Hıristiyanlığın ilâhî kaynaklı olduğunu ispatlamak için, sık sık, çok çabuk yayılması ile asırlara meydan okuyan sürekliliği delil olarak gösterilir. Halbuki, şöyle bir düşünüldüğünde, bu gelişme ve yayılmanın iki beşerî sebebi görülür:

a. Roma imparatorluğunda kullanılan iki dil, yani Latince ve Grekçe, çeşitli diller engeliyle karşılaşmak zorunda kalmayan Hıristiyanlığın yayılışını kolaylaştırmıştır.

b. Bilhassa da İmparator Konstantin’den (312-337) itibaren Hıristiyanlık ‘devletin resmî dini’ olarak ilân edildiğinden, Roma’ya boyun eğmiş ve ‘İlâh Sezar’a resmî ve dayatmacı bir tapınmayla tapmaya alışmış halkların, elbette Kilise tarafından, ama aynı zamanda da dünyanın efendisi Roma imparatoru tarafından teklif edilmiş yeni Tanrı’yı kabule hazır görünmeleri tabiî idi (Burada aslında pek önemli olmayan, fakat yine de düzeltilmesi gereken küçük bir hata var. Hıristiyanlık resmî din olarak yukarıda belirtilen tarihlerde değil de, ondan elli-altmış yıl daha sonra ilân edilmiştir—belgeyi yayınlayan sitenin notu).
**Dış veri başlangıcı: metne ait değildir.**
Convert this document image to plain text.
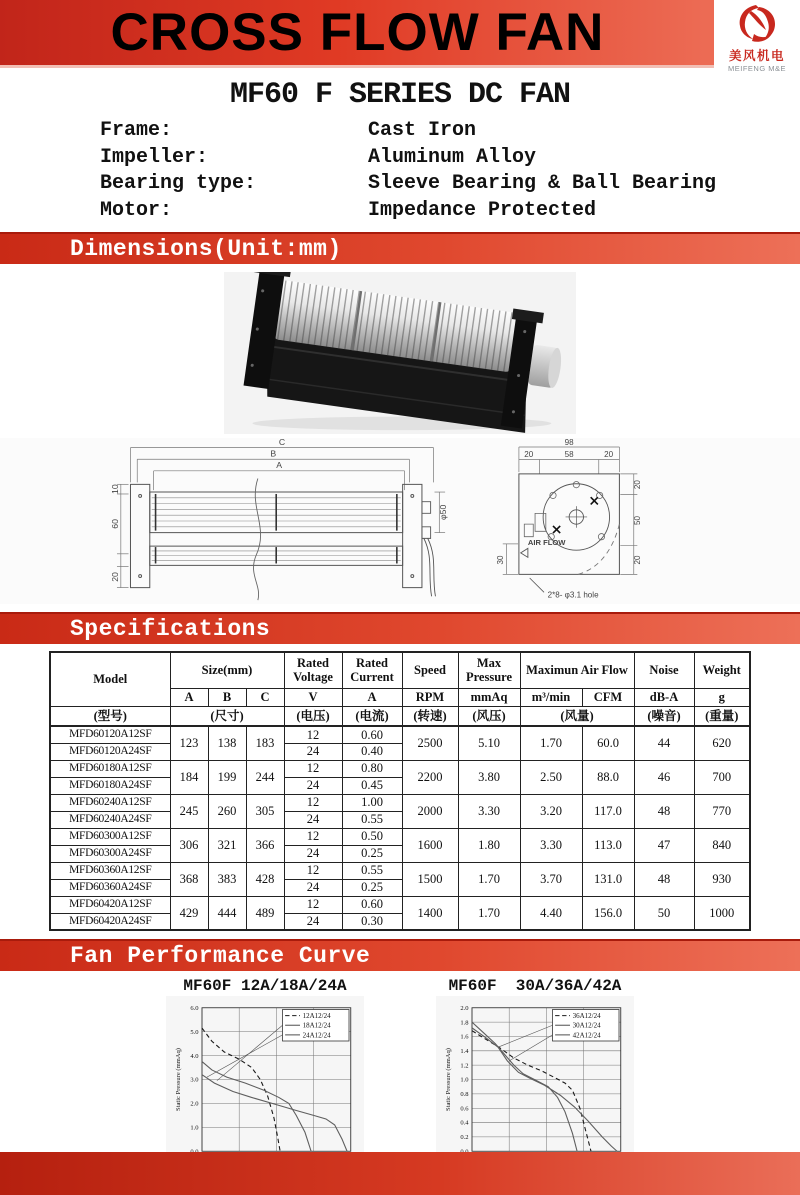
CROSS FLOW FAN	美风机电
MEIFENG M&E
MF60 F SERIES DC FAN
Frame:	Cast Iron
Impeller:	Aluminum Alloy
Bearing type:	Sleeve Bearing & Ball Bearing
Motor:	Impedance Protected
Dimensions(Unit:mm)
C
B
A
10
60
20
φ50
98
20	58	20
20
50
20
30
AIR FLOW
2*8- φ3.1 hole
Specifications
Model	Size(mm)			Rated Voltage	Rated Current	Speed	Max Pressure	Maximun Air Flow		Noise	Weight
	A	B	C	V	A	RPM	mmAq	m³/min	CFM	dB-A	g
(型号)	(尺寸)			(电压)	(电流)	(转速)	(风压)	(风量)		(噪音)	(重量)
MFD60120A12SF	123	138	183	12	0.60	2500	5.10	1.70	60.0	44	620
MFD60120A24SF				24	0.40						
MFD60180A12SF	184	199	244	12	0.80	2200	3.80	2.50	88.0	46	700
MFD60180A24SF				24	0.45						
MFD60240A12SF	245	260	305	12	1.00	2000	3.30	3.20	117.0	48	770
MFD60240A24SF				24	0.55						
MFD60300A12SF	306	321	366	12	0.50	1600	1.80	3.30	113.0	47	840
MFD60300A24SF				24	0.25						
MFD60360A12SF	368	383	428	12	0.55	1500	1.70	3.70	131.0	48	930
MFD60360A24SF				24	0.25						
MFD60420A12SF	429	444	489	12	0.60	1400	1.70	4.40	156.0	50	1000
MFD60420A24SF				24	0.30						
Fan Performance Curve
MF60F 12A/18A/24A
1.0
2.0
3.0
4.0
5.0
6.0
Static Pressure (mmAq)
12A12/24
18A12/24
24A12/24
MF60F  30A/36A/42A
0.2
0.4
0.6
0.8
1.0
1.2
1.4
1.6
1.8
2.0
Static Pressure (mmAq)
36A12/24
30A12/24
42A12/24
Bir de İslâm’ın yayılışına bakalım. Bir adam, yani Hz. Muhammed aleyhisselâm insanları bir dine ve bu dini tavizsiz yaşamaya davet ediyor; başlangıçta kendisine mütevazi menşeli sadece bir avuç insan tâbi oluyor ve kudret sahiplerinin eziyetlerine maruz kalıyor.
Bir iman ve bir ahlâk getirip teklif ettiğinden, daha sonra bir devlet kurması ve bunu savunması gerekiyor.Kendisi hayatta iken inen vahiy, bazı sahabilerine emanet ediliyor, fakat aynı zamanda birçok mü’min tarafından ezberleniyor, bir yandan da yazıyla tespit ediliyor. Daha sonra ise vahyin derlenip toparlandığı bu Kur’ân, lisanlarının farklılığına rağmen pek çok milletlere ilâhî mesajı kendisi ulaştırıyor.
Hz. Peygamber’in vefatından bir asır sonra İslâm, Medine’den başlayarak Avrupa’ya varıncaya kadar bütün istikametlerde yayılan dine dayalı bir cihan devleti kuruyor. Ve dine dayalı bu lidersiz ve hiyerarşisiz cihan devleti, (dinî olmaktan ziyade şahsî veya politik) birçok iç anlaşmazlıklara rağmen ayakta kalıyor. Hıristiyan dünyasının kendisine karşı yürüttüğü Haçlı seferlerine direniyor. Hıristiyan misyonerlerin faaliyetleri onu çökertemiyor.
Bugün, İslâm’ın bütün dünyaya yayıldığını ve inananlarının sayısını da günden güne artırdığını görüyoruz. Şayet Allah bu dinin arkasında olmasaydı, İslâm doğup ilerleyebilir ve bütün bu saldırgan güçlere mukavemet edebilir miydi?

İhtida

ÜSTELİK BU İSLÂM, Hz. Peygamber hayatta iken nasıl ise bugün de aynı şekilde hiç bozulmadan olduğu gibi duruyor ve devam ediyor. İnanç sistemi de, ibadet şekli de hiç değişmeden kaldı. Her ikisinde de hiçbir sapma olmadı. Gerek beşerî veya siyasî iktidarlarla, gerekse karşılaşılan medeniyetlerle İslâm’ın inanç ve ibadetlerinden tavizler vererek uzlaşma yoluna gidilmedi. Şiddetli baskı ve zulümlere rağmen, çok çeşitli milletler ve farklı, hatta zıt kültür, sınıf ve sosyal mevkiden insanlar tarafından benimsenip kabul edilegeldi. Hem de onüç asırdan beri...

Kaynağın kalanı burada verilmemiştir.